Background

Although skeletal muscle is a fully differentiated post-mitotic tissue, it maintains intrinsic capability to regenerate in response to both genetic and acquired forms of muscle fiber damage (Le Grand and Rudnicki, 2007). Muscle regeneration in adults is mediated by a population of stem cells known as satellite cells which reside between the basal lamina and sarcolemma of myofibers in a mitotically quiescent state (Le Grand and Rudnicki, 2007). In response to muscle trauma, satellite cells become activated and proliferate to produce myoblasts that fuse with pre-existing fibers and with one another to repair or produce new myofibers. A small portion of satellite cells does not differentiate but instead reenters quiescence to maintain the stem cell pool. Satellite cells of all mammalian species express paired-box (Pax) transcription factor Pax7 which is also used as a critical marker to determine the fate of satellite cells in association with other myogenic factors such as MyoD (Le Grand and Rudnicki, 2007; Kuang et al., 2006; Kuang and Rudnicki, 2008).

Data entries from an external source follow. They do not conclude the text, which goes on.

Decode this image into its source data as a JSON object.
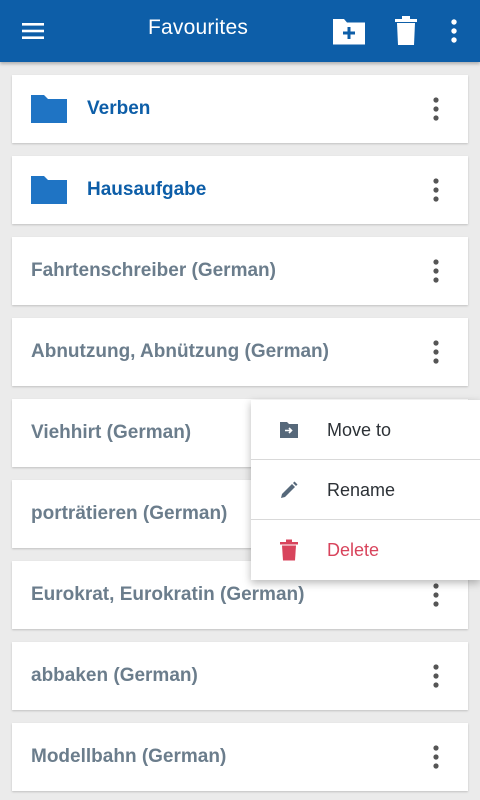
{
  "appbar": {
    "title": "Favourites",
    "color": "#0d5ea8",
    "icons": [
      "hamburger-menu-icon",
      "new-folder-icon",
      "trash-icon",
      "overflow-menu-icon"
    ]
  },
  "list": {
    "items": [
      {
        "label": "Verben",
        "type": "folder"
      },
      {
        "label": "Hausaufgabe",
        "type": "folder"
      },
      {
        "label": "Fahrtenschreiber (German)",
        "type": "word"
      },
      {
        "label": "Abnutzung, Abnützung (German)",
        "type": "word"
      },
      {
        "label": "Viehhirt (German)",
        "type": "word"
      },
      {
        "label": "porträtieren (German)",
        "type": "word"
      },
      {
        "label": "Eurokrat, Eurokratin (German)",
        "type": "word"
      },
      {
        "label": "abbaken (German)",
        "type": "word"
      },
      {
        "label": "Modellbahn (German)",
        "type": "word"
      }
    ]
  },
  "context_menu": {
    "move_to": "Move to",
    "rename": "Rename",
    "delete": "Delete",
    "delete_color": "#d8445c"
  }
}
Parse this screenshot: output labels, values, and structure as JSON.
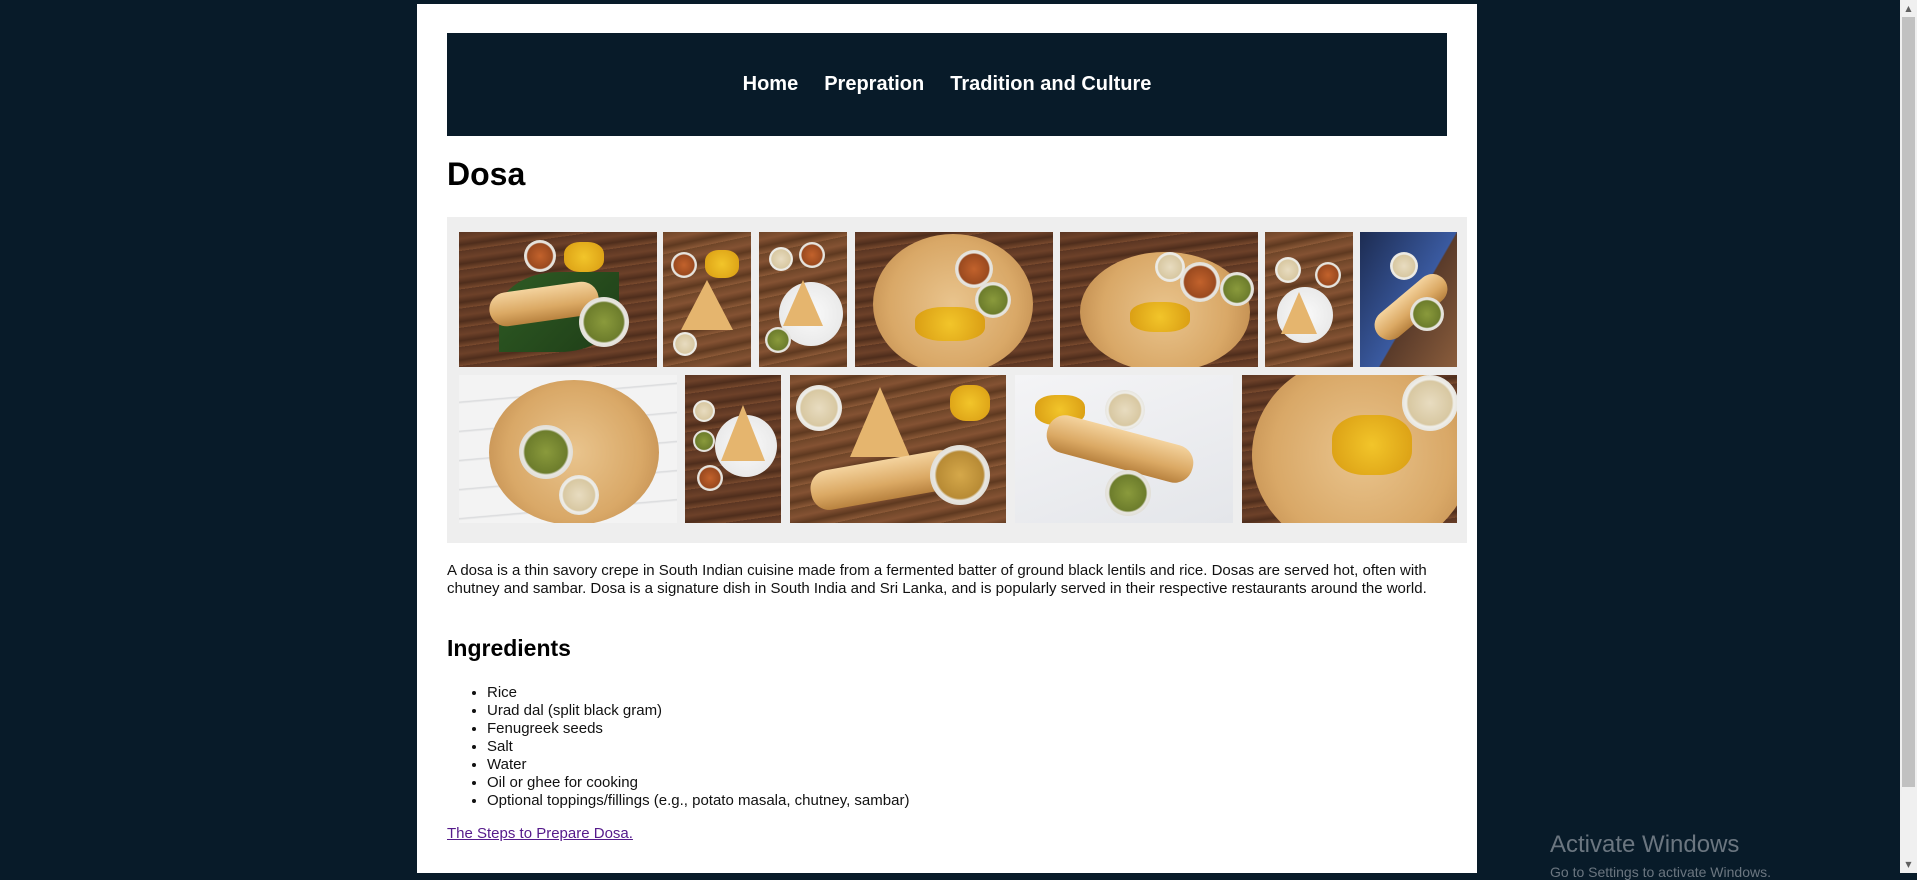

The in vivo process of muscle regeneration with respect to satellite cell activation, proliferation, and differentiation can be partly recapitulated through suspension culture of myofiber explants (Rosenblatt et al., 1995; Shefer and Yablonka-Reuveni, 2005). The process of myofiber isolation which involves digestion of muscle tissue with matrix-degrading enzymes (e.g., collagenases) and mechanical shearing causes minor trauma which leads to the activation of satellite cells on myofibers. Immediately upon isolation, each myofiber is associated with a fixed number (Pax7⁺/MyoD^-) of satellite cells resting in quiescence. At around 24 h in culture, satellite cells undergo their first round of cell division, through upregulating MyoD (Pax7⁺/MyoD⁺) and proliferate to form cell aggregates by 72 h. Satellite cells on cultured myofiber explants can either terminally differentiate (Pax7^-/MyoD⁺) or self-renew (Pax7⁺/MyoD^-) and return to quiescence (Le Grand and Rudnicki, 2007). The myofiber culture system has served as an excellent platform to study the fundamental properties of muscle stem cells and the effects of various genetic manipulations on the basic properties of satellite cells. One of the major advantages of isolated single myofiber cultures is that the physical interaction between the myofiber and satellite cells is preserved in the sense that satellite cells are still maintained beneath the basal lamina (Bischoff, 1986). Furthermore, suspension cultures of myofibers are routinely used to study the effects of various pharmacological compounds and overexpression or knockdown of specific proteins on self-renewal, proliferation, or differentiation of satellite cells (Shefer and Yablonka-Reuveni, 2005; Anderson et al., 2012; Keire et al., 2013). They also provide a useful tool to study the motility of satellite cells on myofibers through live imaging (Siegel et al., 2009). In addition, a few investigators have used isolated single myofibers explants to prepare pure myoblast cultures in which the cells are mostly derived from the myofiber-associated satellite cells.

The isolation of single myofibers from flexor digitorum brevis (FDB) was first described by Bischoff (1986). This protocol was modified later by Rosenblatt et al. to allow handling of single myofibers after collagenase digestion (Rosenblatt et al., 1995). Since then several modifications have been proposed which improved the yield and the handling of the isolated myofibers (Shefer and Yablonka-Reuveni, 2005; Anderson et al., 2012; Verma and Asakura, 2011; Pasut, 2013). However, most of the published protocols still do not produce a sufficient number of myofibers in a single preparation primarily because of under or over digestion with collagenase and the loss of myofibers during picking, sub-culturing, or staining. The amount of time to digest a muscle from rodents may vary with genetic background and healthy versus diseased muscle. In our laboratory, we are now using a six-well tissue culture plate in which the digestion and physical separation of individual myofibers can be visually monitored under a phase contrast microscope. Furthermore, we have developed an improved protocol to stain the myofiber-associated satellite cells for various markers (Hindi et al., 2012; Hindi and Kumar, 2016; Ogura et al., 2013). In this article, we provide the detailed protocol for the isolation, culturing, and staining of myofiber-associated satellite cells for Pax7 and MyoD protein. The same protocol can be adapted for staining of other proteins in satellite cells of myofiber explant.